All animal sera used in this study derived from immunization experiments performed at Toscana Life Sciences Animal Facility (Siena, Italy), in compliance with the relevant guidelines (Italian D. Lgs. n. 26/14 and European directive 2010/63/UE) and the institutional policies of GSK. The animal protocols were approved by the Animal Welfare Body of Toscana Life Sciences and the Italian Ministry of Health (Approval number 201309 and 479/2017-PR). CD1 5-week-old outbred female mice were immunized subcutaneously (s.c.) at days 0 and 28. Antigens were diluted in saline or diluted in saline with Alhydrogel (0.7 mg/mL, Al3+) the day before each vaccination. Sera were collected at day 0 (pre-bleed) and at days 14 and/or 28. The bleed out was performed on day 42. Pre-bleed were pooled, while bleeds at day 14, 28 and 42 were kept as individual sera.
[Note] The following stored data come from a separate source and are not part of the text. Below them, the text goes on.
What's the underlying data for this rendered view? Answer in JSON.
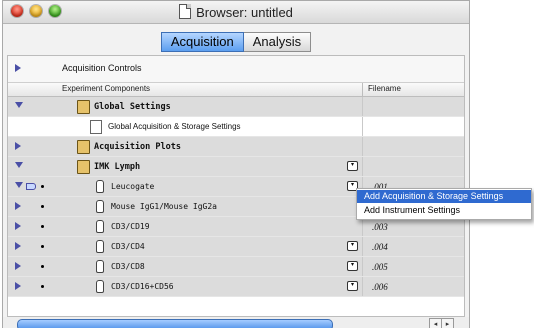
{
  "window": {
    "title": "Browser: untitled"
  },
  "tabs": [
    {
      "label": "Acquisition",
      "selected": true
    },
    {
      "label": "Analysis",
      "selected": false
    }
  ],
  "acquisition_controls": {
    "label": "Acquisition Controls"
  },
  "table": {
    "columns": {
      "components": "Experiment Components",
      "filename": "Filename"
    },
    "rows": [
      {
        "label": "Global Settings",
        "expanded": true,
        "filename": ""
      },
      {
        "label": "Global Acquisition & Storage Settings",
        "filename": ""
      },
      {
        "label": "Acquisition Plots",
        "expanded": false,
        "filename": ""
      },
      {
        "label": "IMK Lymph",
        "expanded": true,
        "filename": ""
      },
      {
        "label": "Leucogate",
        "filename": ".001"
      },
      {
        "label": "Mouse IgG1/Mouse IgG2a",
        "filename": ""
      },
      {
        "label": "CD3/CD19",
        "filename": ".003"
      },
      {
        "label": "CD3/CD4",
        "filename": ".004"
      },
      {
        "label": "CD3/CD8",
        "filename": ".005"
      },
      {
        "label": "CD3/CD16+CD56",
        "filename": ".006"
      }
    ]
  },
  "context_menu": {
    "items": [
      {
        "label": "Add Acquisition & Storage Settings",
        "highlighted": true
      },
      {
        "label": "Add Instrument Settings",
        "highlighted": false
      }
    ]
  },
  "colors": {
    "selection": "#2f6ad0",
    "tab_selected": "#5c9ef0",
    "disclosure": "#4a4fa6"
  }
}
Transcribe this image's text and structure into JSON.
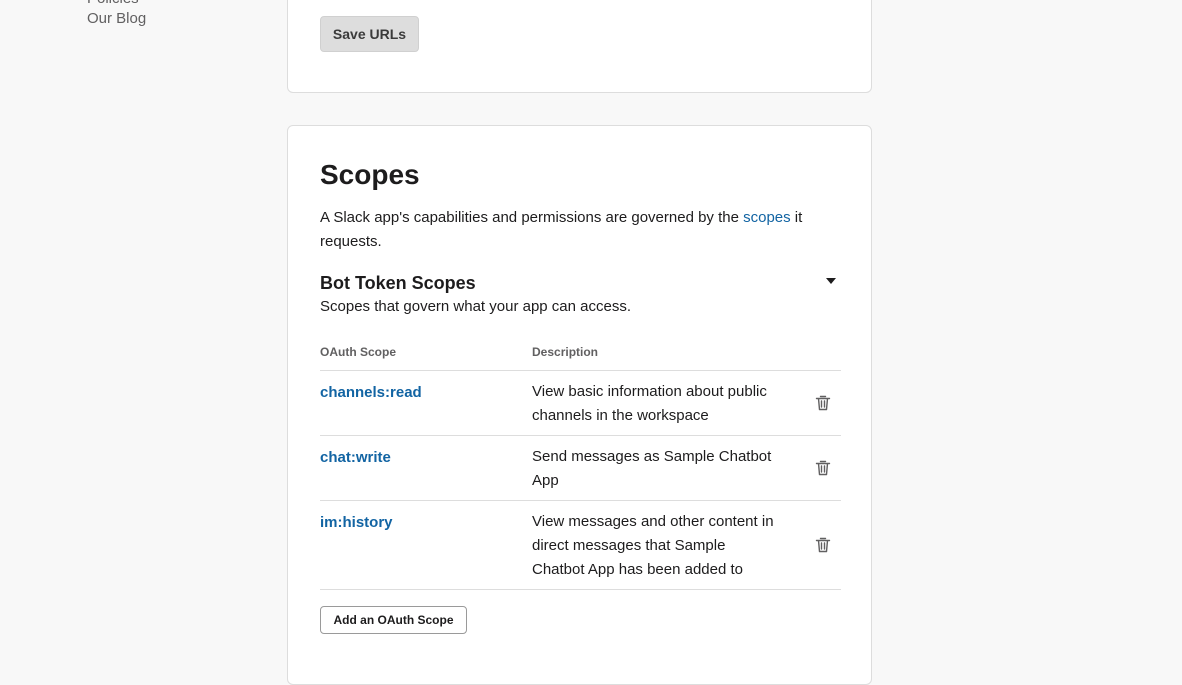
{
  "sidebar": {
    "items": [
      {
        "label": "Policies",
        "icon": ""
      },
      {
        "label": "Our Blog",
        "icon": ""
      }
    ]
  },
  "redirect_card": {
    "save_label": "Save URLs"
  },
  "scopes_card": {
    "title": "Scopes",
    "intro_before": "A Slack app's capabilities and permissions are governed by the ",
    "intro_link": "scopes",
    "intro_after": " it requests.",
    "bot_section": {
      "title": "Bot Token Scopes",
      "subtitle": "Scopes that govern what your app can access.",
      "columns": [
        "OAuth Scope",
        "Description"
      ],
      "rows": [
        {
          "scope": "channels:read",
          "description": "View basic information about public channels in the workspace",
          "icon": "trash-icon"
        },
        {
          "scope": "chat:write",
          "description": "Send messages as Sample Chatbot App",
          "icon": "trash-icon"
        },
        {
          "scope": "im:history",
          "description": "View messages and other content in direct messages that Sample Chatbot App has been added to",
          "icon": "trash-icon"
        }
      ],
      "add_label": "Add an OAuth Scope"
    }
  },
  "colors": {
    "link": "#1264a3",
    "background": "#f8f8f8",
    "border": "#dddddd"
  }
}
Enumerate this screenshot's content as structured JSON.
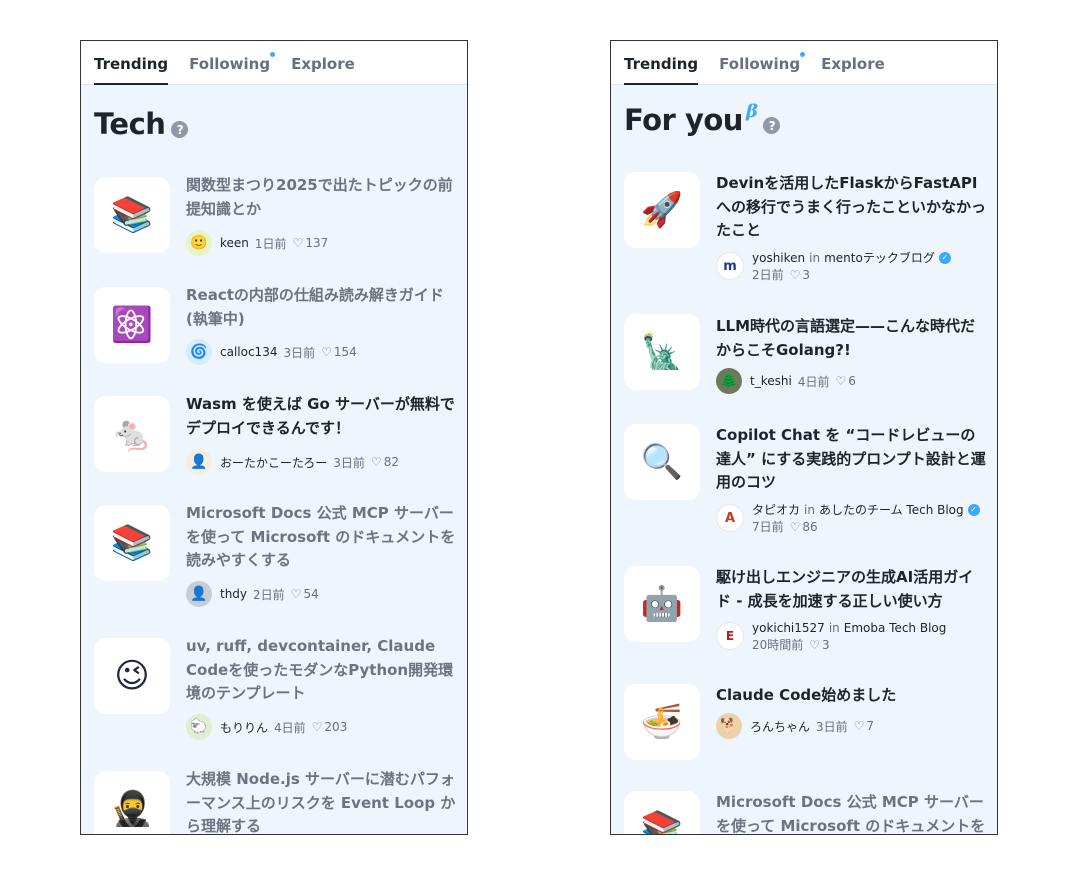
{
  "left": {
    "tabs": [
      "Trending",
      "Following",
      "Explore"
    ],
    "title": "Tech",
    "help": "?",
    "articles": [
      {
        "emoji": "📚",
        "title": "関数型まつり2025で出たトピックの前提知識とか",
        "user": "keen",
        "date": "1日前",
        "likes": "137",
        "avatar": "🙂"
      },
      {
        "emoji": "⚛️",
        "title": "Reactの内部の仕組み読み解きガイド(執筆中)",
        "user": "calloc134",
        "date": "3日前",
        "likes": "154",
        "avatar": "🌀"
      },
      {
        "emoji": "🐁",
        "title": "Wasm を使えば Go サーバーが無料でデプロイできるんです！",
        "user": "おーたかこーたろー",
        "date": "3日前",
        "likes": "82",
        "avatar": "👤"
      },
      {
        "emoji": "📚",
        "title": "Microsoft Docs 公式 MCP サーバーを使って Microsoft のドキュメントを読みやすくする",
        "user": "thdy",
        "date": "2日前",
        "likes": "54",
        "avatar": "👤"
      },
      {
        "emoji": "😉",
        "title": "uv, ruff, devcontainer, Claude Codeを使ったモダンなPython開発環境のテンプレート",
        "user": "もりりん",
        "date": "4日前",
        "likes": "203",
        "avatar": "🐑"
      },
      {
        "emoji": "🥷",
        "title": "大規模 Node.js サーバーに潜むパフォーマンス上のリスクを Event Loop から理解する",
        "user": "",
        "date": "",
        "likes": "",
        "avatar": ""
      }
    ]
  },
  "right": {
    "tabs": [
      "Trending",
      "Following",
      "Explore"
    ],
    "title": "For you",
    "beta": "β",
    "help": "?",
    "articles": [
      {
        "emoji": "🚀",
        "title": "Devinを活用したFlaskからFastAPIへの移行でうまく行ったこといかなかったこと",
        "user": "yoshiken",
        "in": "in",
        "publication": "mentoテックブログ",
        "verified": true,
        "date": "2日前",
        "likes": "3",
        "avatar": "m"
      },
      {
        "emoji": "🗽",
        "title": "LLM時代の言語選定——こんな時代だからこそGolang?!",
        "user": "t_keshi",
        "date": "4日前",
        "likes": "6",
        "avatar": "🌲"
      },
      {
        "emoji": "🔍",
        "title": "Copilot Chat を “コードレビューの達人” にする実践的プロンプト設計と運用のコツ",
        "user": "タピオカ",
        "in": "in",
        "publication": "あしたのチーム Tech Blog",
        "verified": true,
        "date": "7日前",
        "likes": "86",
        "avatar": "A"
      },
      {
        "emoji": "🤖",
        "title": "駆け出しエンジニアの生成AI活用ガイド - 成長を加速する正しい使い方",
        "user": "yokichi1527",
        "in": "in",
        "publication": "Emoba Tech Blog",
        "verified": false,
        "date": "20時間前",
        "likes": "3",
        "avatar": "E"
      },
      {
        "emoji": "🍜",
        "title": "Claude Code始めました",
        "user": "ろんちゃん",
        "date": "3日前",
        "likes": "7",
        "avatar": "🐕"
      },
      {
        "emoji": "📚",
        "title": "Microsoft Docs 公式 MCP サーバーを使って Microsoft のドキュメントを",
        "user": "",
        "date": "",
        "likes": "",
        "avatar": ""
      }
    ]
  },
  "colors": {
    "accent": "#3ea8ff",
    "panel_bg": "#eef5fd",
    "text": "#1e2428",
    "muted": "#65717f"
  }
}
Anti-antigen-specific IgG levels were measured at days 0, 14, 28 and 42 by Enzyme-Linked Immunosorbent Assay (ELISA) [50]. Purified fHbp v1 and OAg from S. Typhimurium were used for ELISA plate-coating at the concentration of 1 µg/mL or 5 µg/mL, respectively, in carbonate buffer pH 9.6. ELISA units were expressed relative to a mouse antigen-specific antibody standard serum curve, with the best 5 parameter fit determined by a modified Hill plot. One ELISA unit is defined as the reciprocal of the dilution of the standard serum that gives an absorbance value equal to 1 in this assay. Each mouse serum was run in triplicate.

Serum Bactericidal Activity (SBA) against meningococcal B and S. Typhimurium strains was tested using baby rabbit complement as previously described [14,31,51].

4.11. Statistical Analysis

Datasets were analyzed using a two-tailed nonparametric Mann–Whitney test with Prism (GraphPad Software, San Diego, CA, USA). p-values lower than 0.05 were considered statistically significant, and p-values were rounded to the nearest larger number.